Background: Most published data on out-of-pocket spending on mental health originate from the United States, where insurance payments for mental health have traditionally been much less generous than benefits for other health care services. Given the difference in the structure of health care funding in Europe, it is clearly important to obtain similar information on out-of-pocket expenditure in different European countries.

Aim of the Study: To estimate out-of-pocket costs paid by people who receive mental health care in six European countries (Belgium, France, Germany, Italy, the Netherlands, and Spain).

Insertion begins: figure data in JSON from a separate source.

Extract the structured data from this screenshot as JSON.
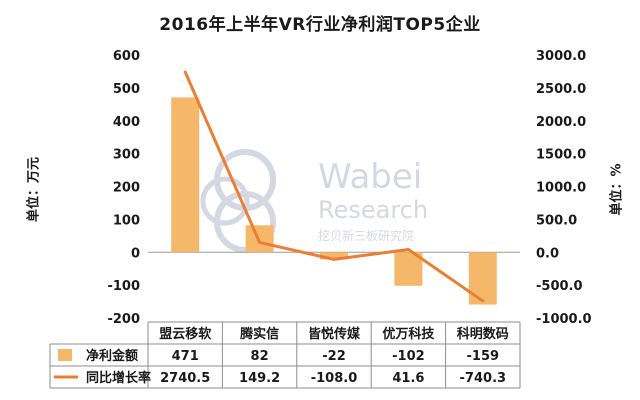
{
  "chart_data": {
    "type": "bar+line",
    "title": "2016年上半年VR行业净利润TOP5企业",
    "categories": [
      "盟云移软",
      "腾实信",
      "皆悦传媒",
      "优万科技",
      "科明数码"
    ],
    "series": [
      {
        "name": "净利金额",
        "type": "bar",
        "axis": "left",
        "color": "#F5B86B",
        "values": [
          471,
          82,
          -22,
          -102,
          -159
        ],
        "labels": [
          "471",
          "82",
          "-22",
          "-102",
          "-159"
        ]
      },
      {
        "name": "同比增长率",
        "type": "line",
        "axis": "right",
        "color": "#ED7D31",
        "values": [
          2740.5,
          149.2,
          -108.0,
          41.6,
          -740.3
        ],
        "labels": [
          "2740.5",
          "149.2",
          "-108.0",
          "41.6",
          "-740.3"
        ]
      }
    ],
    "ylabel_left": "单位：万元",
    "ylabel_right": "单位：%",
    "ylim_left": [
      -200,
      600
    ],
    "ylim_right": [
      -1000,
      3000
    ],
    "yticks_left": [
      "600",
      "500",
      "400",
      "300",
      "200",
      "100",
      "0",
      "-100",
      "-200"
    ],
    "yticks_right": [
      "3000.0",
      "2500.0",
      "2000.0",
      "1500.0",
      "1000.0",
      "500.0",
      "0.0",
      "-500.0",
      "-1000.0"
    ],
    "grid": false,
    "legend": "data-table"
  },
  "watermark": {
    "brand": "Wabei",
    "sub": "Research",
    "cn": "挖贝新三板研究院"
  }
}
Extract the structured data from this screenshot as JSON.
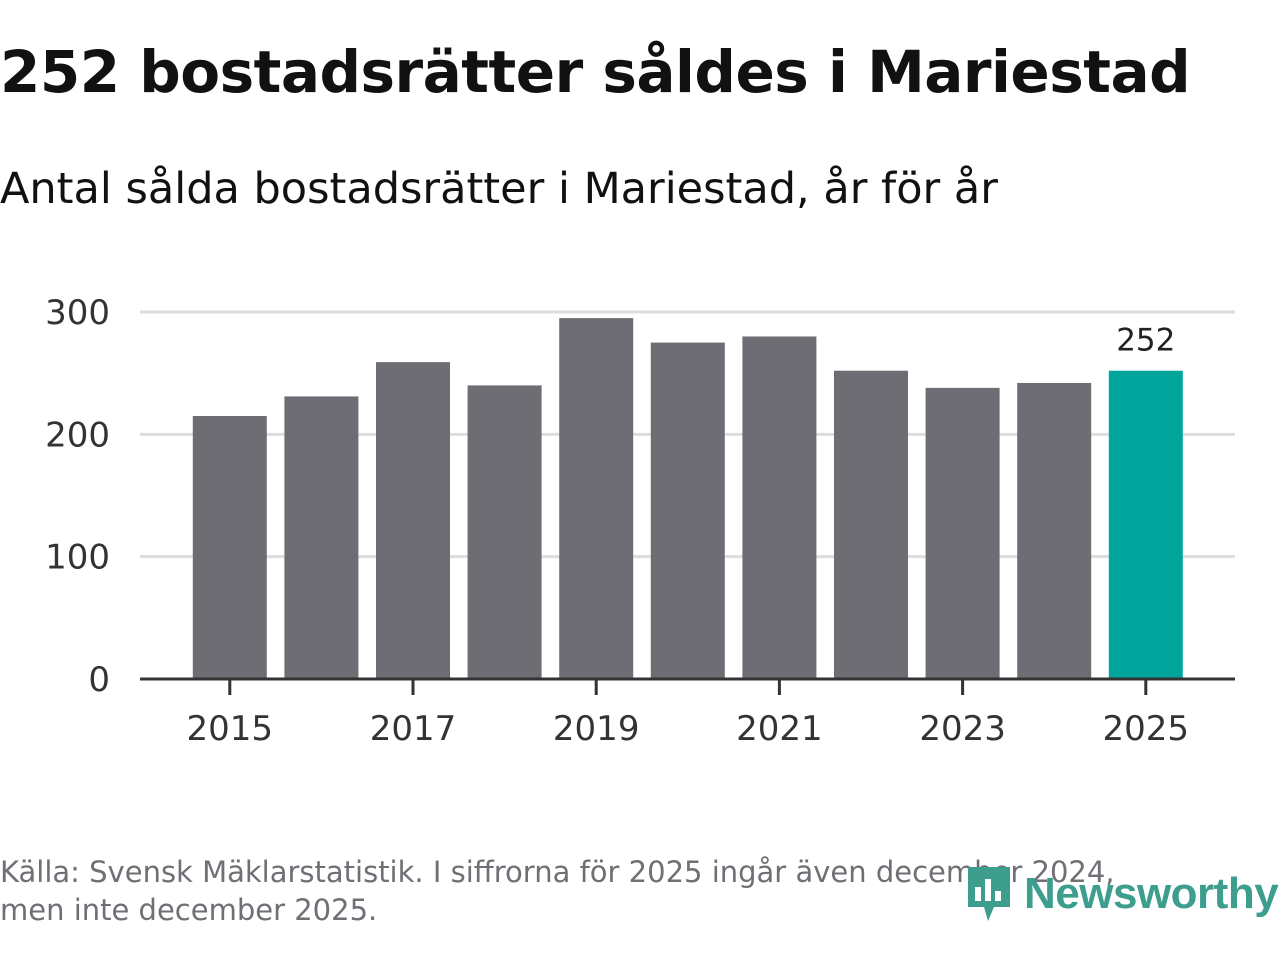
{
  "title": "252 bostadsrätter såldes i Mariestad",
  "subtitle": "Antal sålda bostadsrätter i Mariestad, år för år",
  "chart_data": {
    "type": "bar",
    "categories": [
      "2015",
      "2016",
      "2017",
      "2018",
      "2019",
      "2020",
      "2021",
      "2022",
      "2023",
      "2024",
      "2025"
    ],
    "values": [
      215,
      231,
      259,
      240,
      295,
      275,
      280,
      252,
      238,
      242,
      252
    ],
    "x_tick_labels": [
      "2015",
      "2017",
      "2019",
      "2021",
      "2023",
      "2025"
    ],
    "y_ticks": [
      0,
      100,
      200,
      300
    ],
    "ylim": [
      0,
      300
    ],
    "highlight": {
      "category": "2025",
      "label": "252"
    },
    "grid": true,
    "colors": {
      "bar": "#6e6d74",
      "highlight": "#00a59b",
      "grid": "#dddddd",
      "axis": "#333333"
    }
  },
  "footer": {
    "line1": "Källa: Svensk Mäklarstatistik. I siffrorna för 2025 ingår även december 2024,",
    "line2": "men inte december 2025."
  },
  "logo": {
    "text": "Newsworthy",
    "icon": "newsworthy-bar-chart-icon",
    "color": "#3d9e8e"
  }
}
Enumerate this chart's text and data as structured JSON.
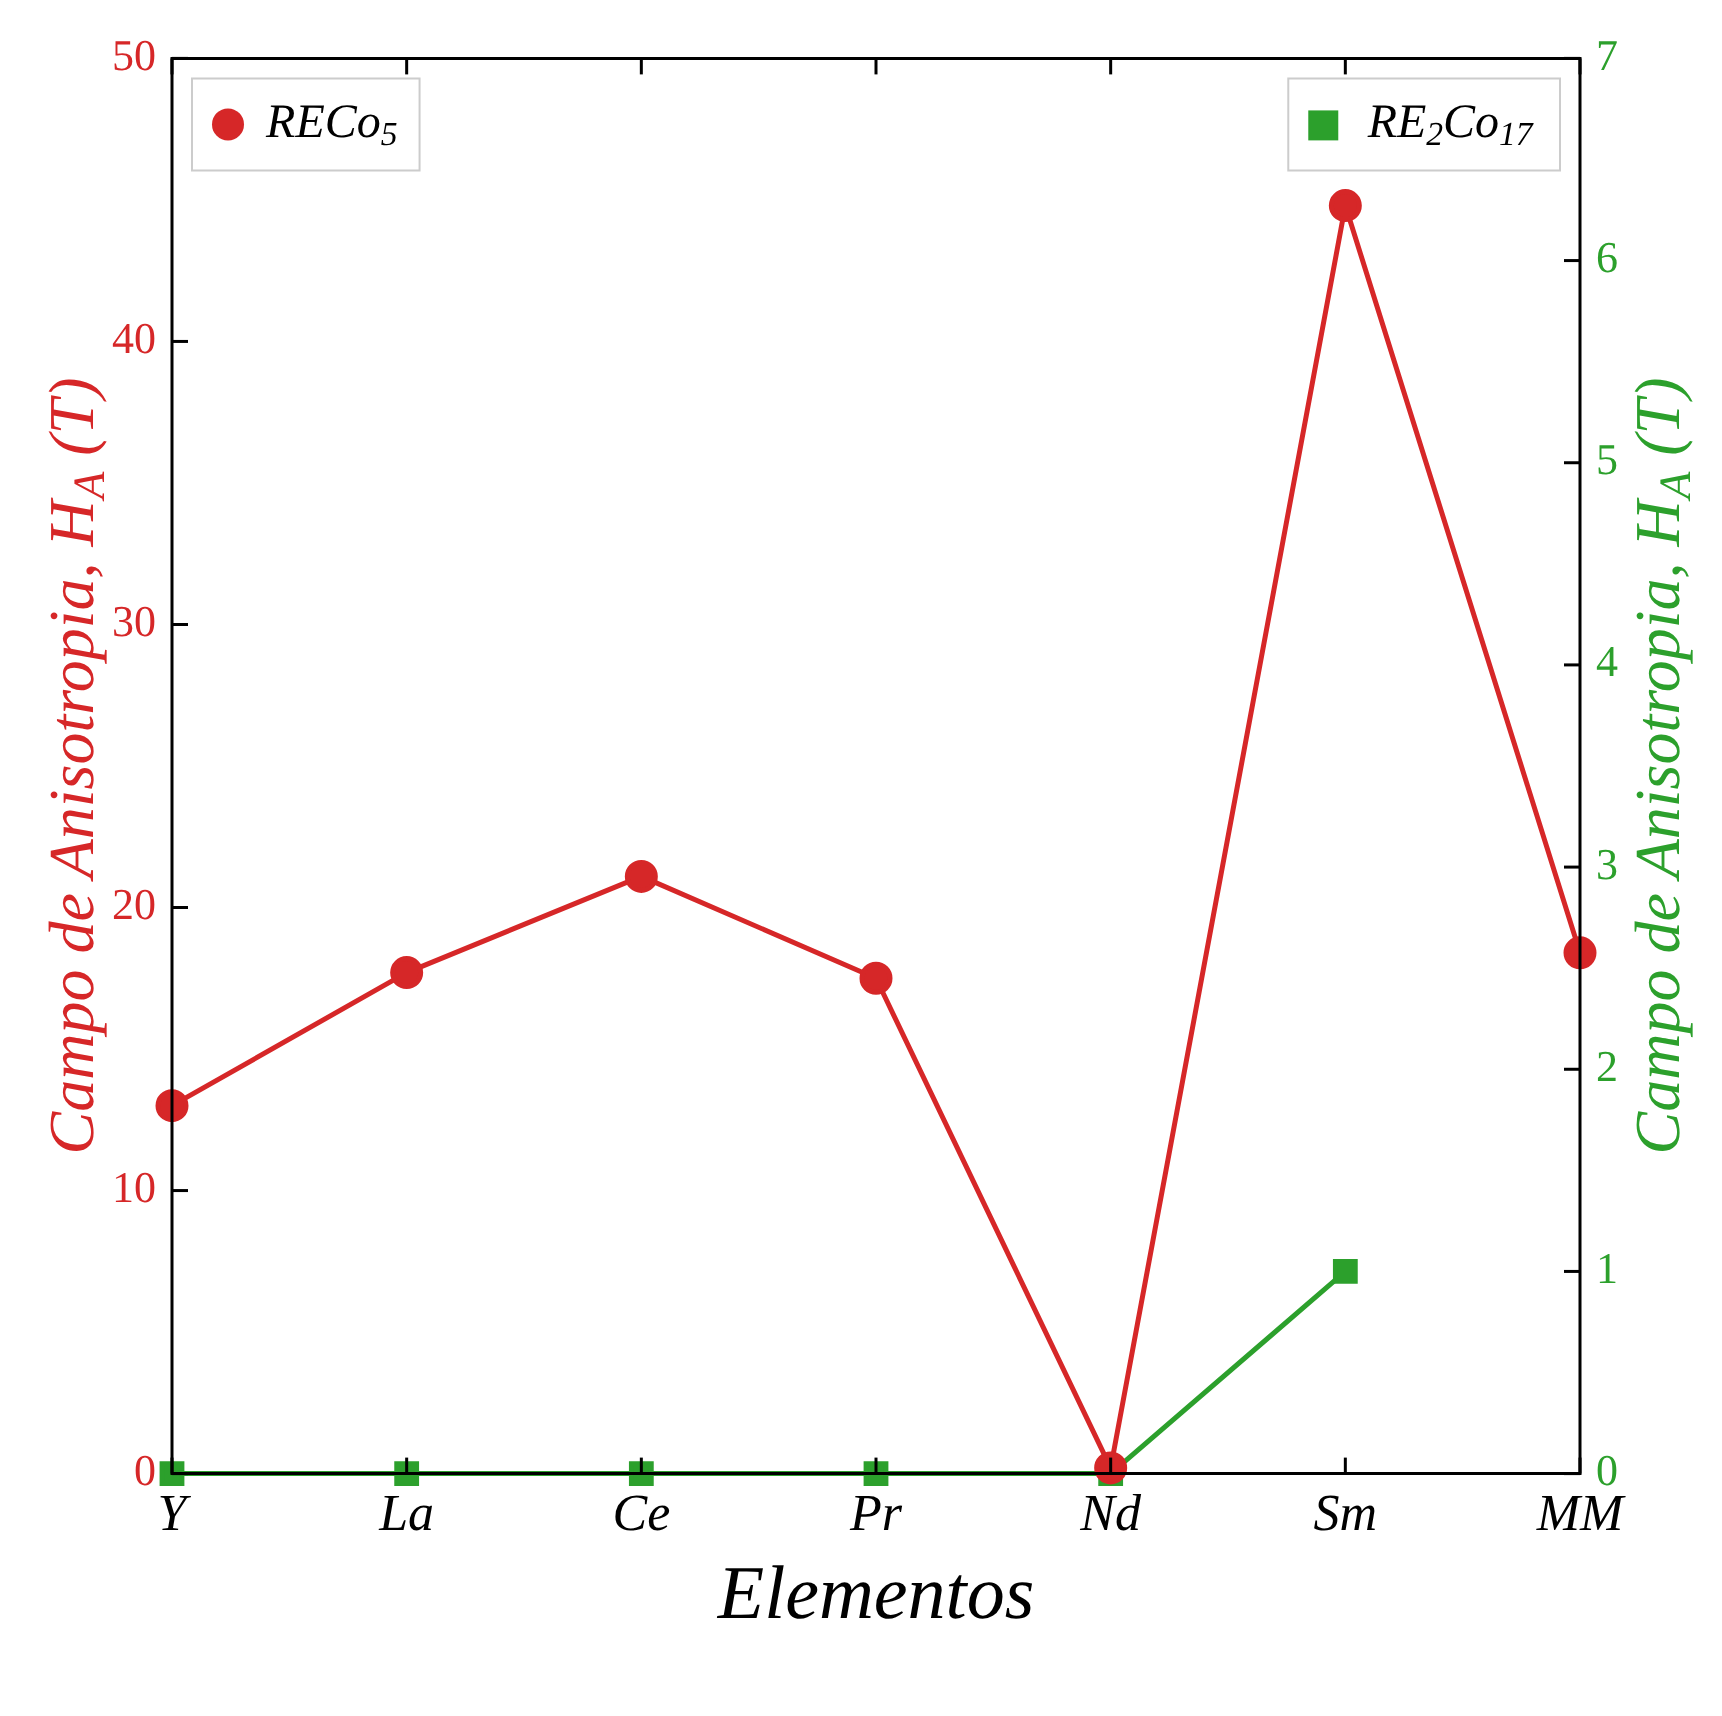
{
  "chart_data": {
    "type": "line",
    "xlabel": "Elementos",
    "ylabel": "Campo de Anisotropia, H$_{A}$ (T)",
    "y2label": "Campo de Anisotropia, H$_{A}$ (T)",
    "categories": [
      "Y",
      "La",
      "Ce",
      "Pr",
      "Nd",
      "Sm",
      "MM"
    ],
    "series": [
      {
        "name": "RECo$_{5}$",
        "color": "#d62728",
        "marker": "circle",
        "values": [
          13,
          17.7,
          21.1,
          17.5,
          0.2,
          44.8,
          18.4
        ]
      },
      {
        "name": "RE$_{2}$Co$_{17}$",
        "color": "#2ca02c",
        "marker": "square",
        "axis": "y2",
        "values": [
          0,
          0,
          0,
          0,
          0,
          1.0,
          null
        ]
      }
    ],
    "ylim": [
      0,
      50
    ],
    "yticks": [
      0,
      10,
      20,
      30,
      40,
      50
    ],
    "y2lim": [
      0,
      7
    ],
    "y2ticks": [
      0,
      1,
      2,
      3,
      4,
      5,
      6,
      7
    ],
    "grid": false,
    "legend": "top"
  }
}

Methods: Of the 8,796 participants in a cross-sectional survey conducted in these six European countries, 1,128 reported having consulted a professional for a mental health problem in the year preceding the interview and provided information on how many times in the past year they consulted each type of provider, and the money they and their family members had paid out-of-pocket for their mental health care. In addition to sociodemographic characteristics, information on mental health status was collected using the CIDI 3.0. Descriptive statistics on out-of-pocket expenditure and share of income across countries were generated. Two-part models were employed to identify the relationship between the different covariates, notably the types of providers consulted, and out-of-pocket expenditure.

Results: Overall, 41.0% of those who used services for a mental health problem paid something for the care they received. This represented a minority of respondents in all countries except Belgium (87.9%) and Italy (61.7%). The financial burden of these costs relative to income was found to be low (1.2%), ranging from 0.4% in Germany to 2.3% in France. Out-of-pocket expenditure differed according to the type of providers consulted, with non-physician health professionals and medical specialists being more often associated with significant expenditure.

Discussion and Limitations: Although the study is limited principally by data collection from self-report, it is the first of its kind, to our knowledge, and suggests that out-of-pocket costs for mental health care in Europe are relatively low compared to the United States. However, differences between countries exist, which may be partially due to differences in coverage for specialized care.

Implications for Health Policies: Consultations with non-physician mental health professionals such as psychologists are expensive for patients, since they are reimbursed to a lesser extent than consultations with physicians, or not reimbursed at all. This limits their role and increases the burden on psychiatrists.

Implications for Further Research: Monitoring out-of-pocket spending on mental health, preferably on the basis of administrative data when available, is essential in the current context of cost containment policy, where out-of-pocket spending may be expected to increase.